09-13-2012 05:28 PM
I'm doing some quality checking on a data set I have and want to include in a where statement some command to identify numbers that are not integers over a certain interval.
Particularly I'm trying to do this for the variable for maternal age (mage). How do I pull out observations where the mage variable is not an integer?
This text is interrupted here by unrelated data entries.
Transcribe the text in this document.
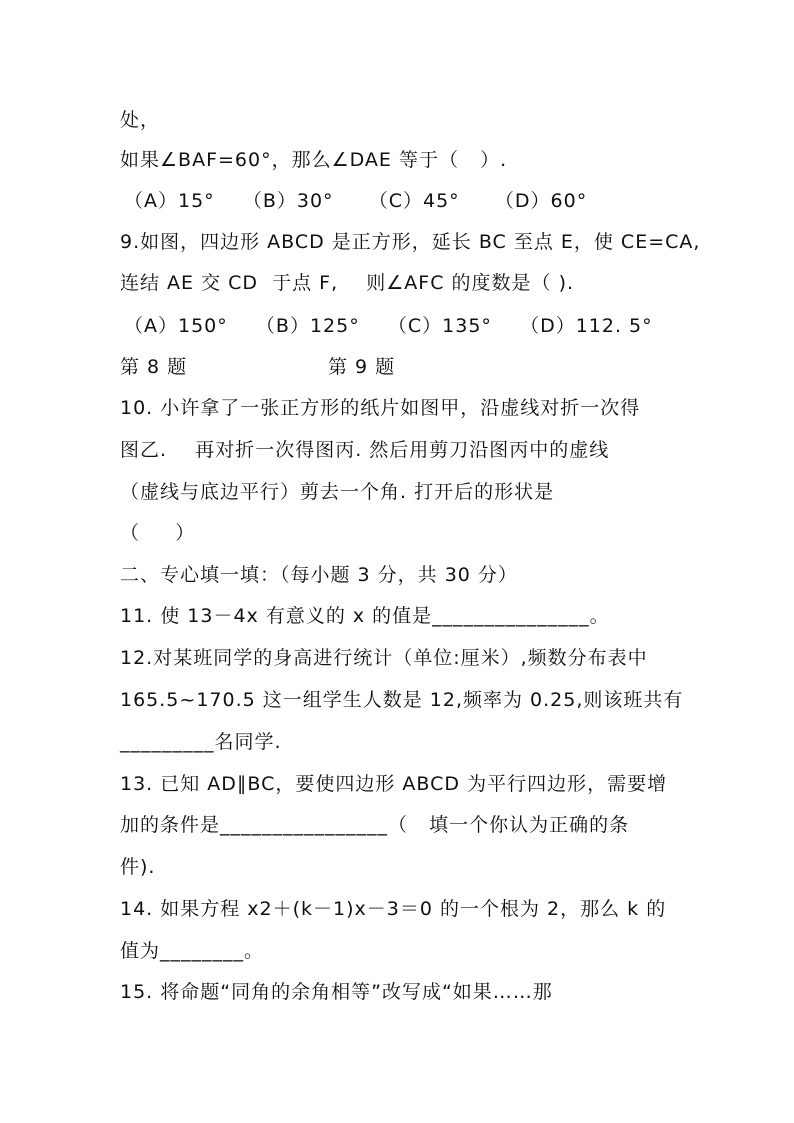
处，
如果∠BAF=60°，那么∠DAE 等于（   ）.
（A）15°    （B）30°     （C）45°     （D）60°
9.如图，四边形 ABCD 是正方形，延长 BC 至点 E，使 CE=CA,
连结 AE 交 CD  于点 F,    则∠AFC 的度数是（ ).
（A）150°    （B）125°    （C）135°    （D）112. 5°
第 8 题                    第 9 题
10. 小许拿了一张正方形的纸片如图甲，沿虚线对折一次得
图乙.    再对折一次得图丙. 然后用剪刀沿图丙中的虚线
（虚线与底边平行）剪去一个角. 打开后的形状是
（     ）
二、专心填一填：（每小题 3 分，共 30 分）
11. 使 13－4x 有意义的 x 的值是_______________。
12.对某班同学的身高进行统计（单位:厘米）,频数分布表中
165.5~170.5 这一组学生人数是 12,频率为 0.25,则该班共有
_________名同学.
13. 已知 AD∥BC，要使四边形 ABCD 为平行四边形，需要增
加的条件是________________（   填一个你认为正确的条
件).
14. 如果方程 x2＋(k－1)x－3＝0 的一个根为 2，那么 k 的
值为________。
15. 将命题“同角的余角相等”改写成“如果……那
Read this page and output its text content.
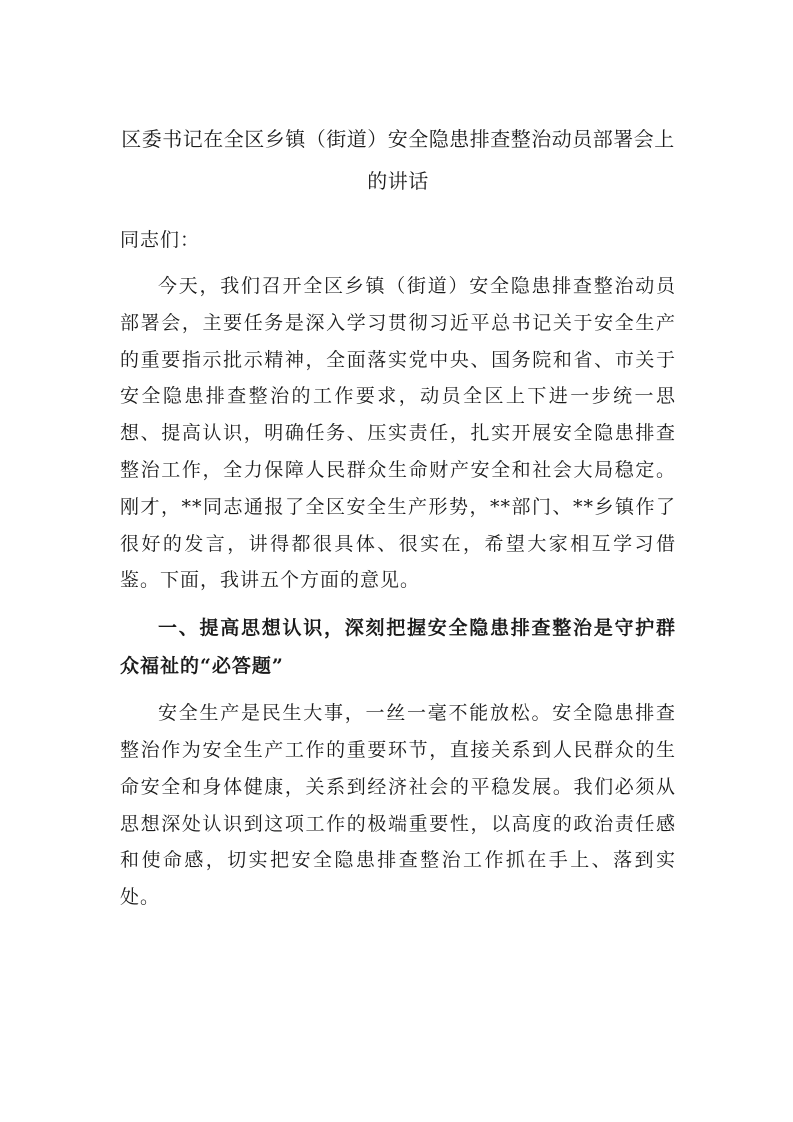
区委书记在全区乡镇（街道）安全隐患排查整治动员部署会上的讲话

同志们：

今天，我们召开全区乡镇（街道）安全隐患排查整治动员部署会，主要任务是深入学习贯彻习近平总书记关于安全生产的重要指示批示精神，全面落实党中央、国务院和省、市关于安全隐患排查整治的工作要求，动员全区上下进一步统一思想、提高认识，明确任务、压实责任，扎实开展安全隐患排查整治工作，全力保障人民群众生命财产安全和社会大局稳定。刚才，**同志通报了全区安全生产形势，**部门、**乡镇作了很好的发言，讲得都很具体、很实在，希望大家相互学习借鉴。下面，我讲五个方面的意见。

一、提高思想认识，深刻把握安全隐患排查整治是守护群众福祉的“必答题”

安全生产是民生大事，一丝一毫不能放松。安全隐患排查整治作为安全生产工作的重要环节，直接关系到人民群众的生命安全和身体健康，关系到经济社会的平稳发展。我们必须从思想深处认识到这项工作的极端重要性，以高度的政治责任感和使命感，切实把安全隐患排查整治工作抓在手上、落到实处。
PROC PRINT DATA=work.DATA;
(dead NE 1 AND dead NE 0) OR
(sex NE 1 AND sex NE 0) OR
(rc_gp NE 1 AND rc_gp NE 2 AND rc_gp NE 3 AND rc_gp NE 4 AND rc_gp NE 5) OR
(hisp NE 0 AND hisp NE 1) OR
(8 GE mage OR mage GE 85)
(medu LE 5 OR medu GT 17);
09-14-2012 01:39 AM
May be a quite different approach:
- suppose you have SAS-formats defined to the wanted valid integer values
For the variable sex:
0='M' or male,
1='F' or female m ,
9= ' ' missing ,
other= "-" invalid ... the meaning.
- Testing on the formatted value of you variable will give a very strict data quality approach
Use the put or input function to recode/format values.
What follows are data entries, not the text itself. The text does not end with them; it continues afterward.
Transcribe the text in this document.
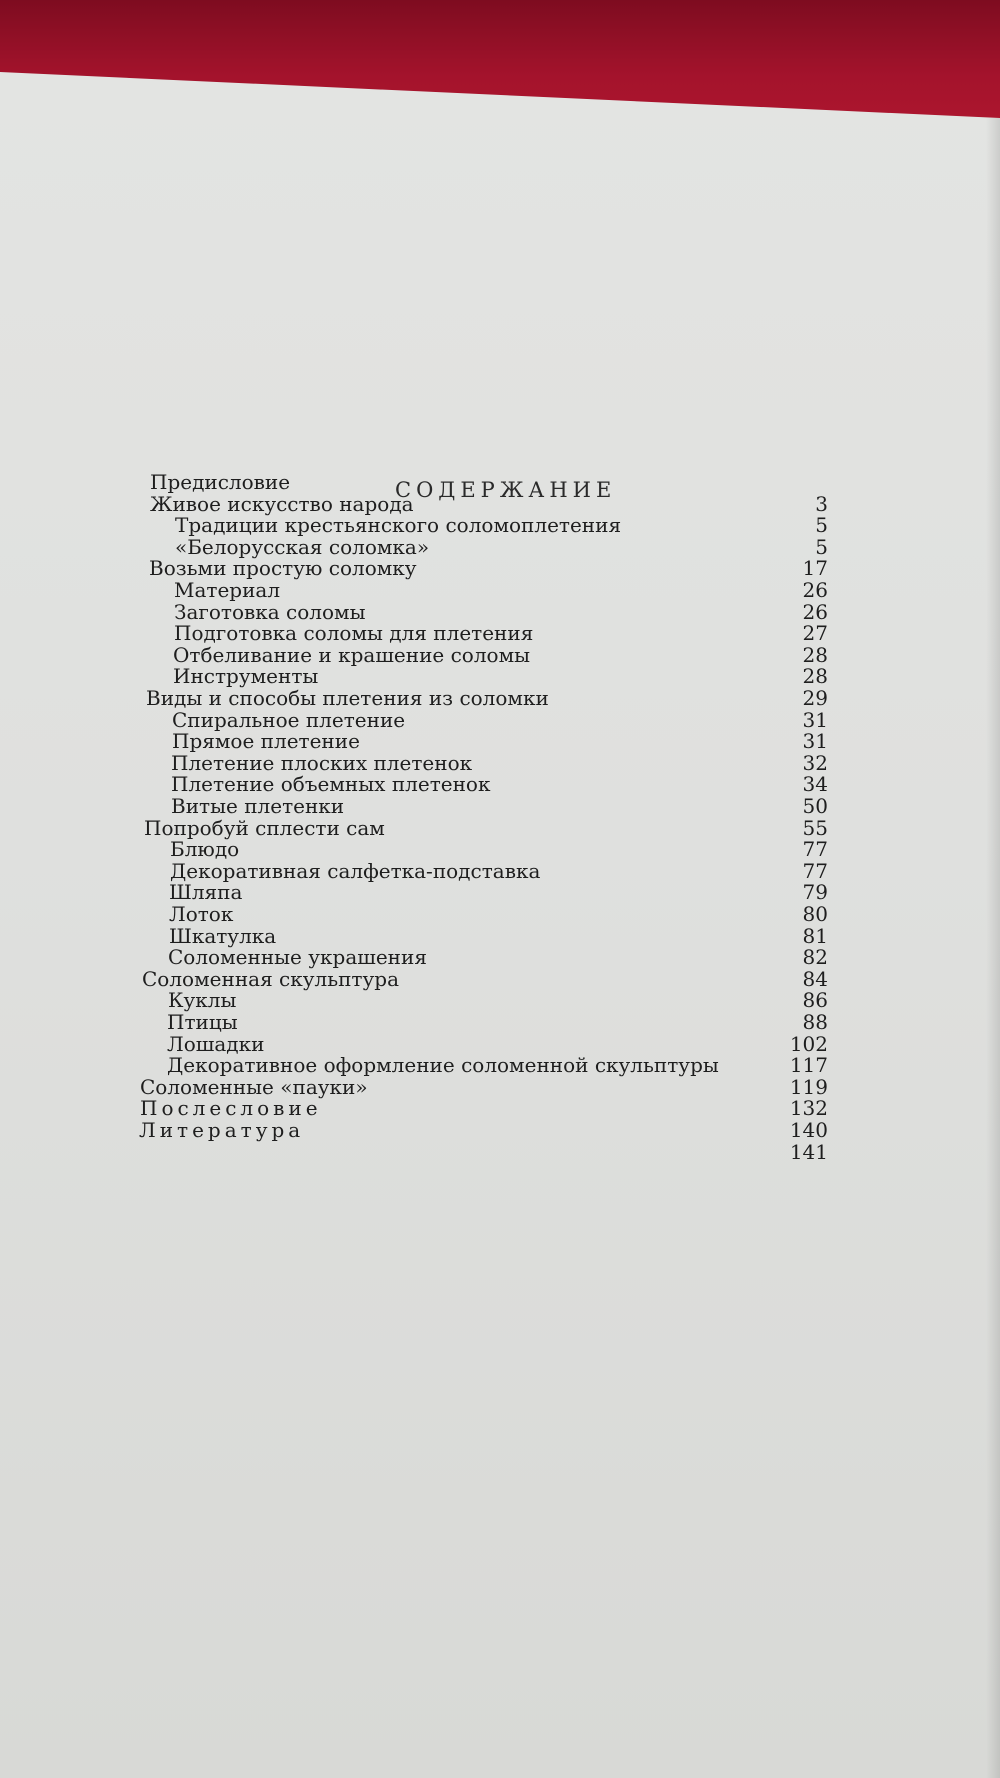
СОДЕРЖАНИЕ
Предисловие
Живое искусство народа	3
Традиции крестьянского соломоплетения	5
«Белорусская соломка»	5
Возьми простую соломку	17
Материал	26
Заготовка соломы	26
Подготовка соломы для плетения	27
Отбеливание и крашение соломы	28
Инструменты	28
Виды и способы плетения из соломки	29
Спиральное плетение	31
Прямое плетение	31
Плетение плоских плетенок	32
Плетение объемных плетенок	34
Витые плетенки	50
Попробуй сплести сам	55
Блюдо	77
Декоративная салфетка-подставка	77
Шляпа	79
Лоток	80
Шкатулка	81
Соломенные украшения	82
Соломенная скульптура	84
Куклы	86
Птицы	88
Лошадки	102
Декоративное оформление соломенной скульптуры	117
Соломенные «пауки»	119
Послесловие	132
Литература	140
141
Remember that numbers in SAS are always of type floating. The storage needed is requiring normally 8 bytes.
Sometimes 1 is not 1 but nearly 1 and you don't see it. It can be a reason of a failed assignment. Rounding up can be necessary.
To circumvent the floating issues you can think about having it set as character-types. 0, 1 9 can be perfectly stored and processed as character-values. The requirement is you don't need to calculate with these values. Just counting the values in a population is no problem.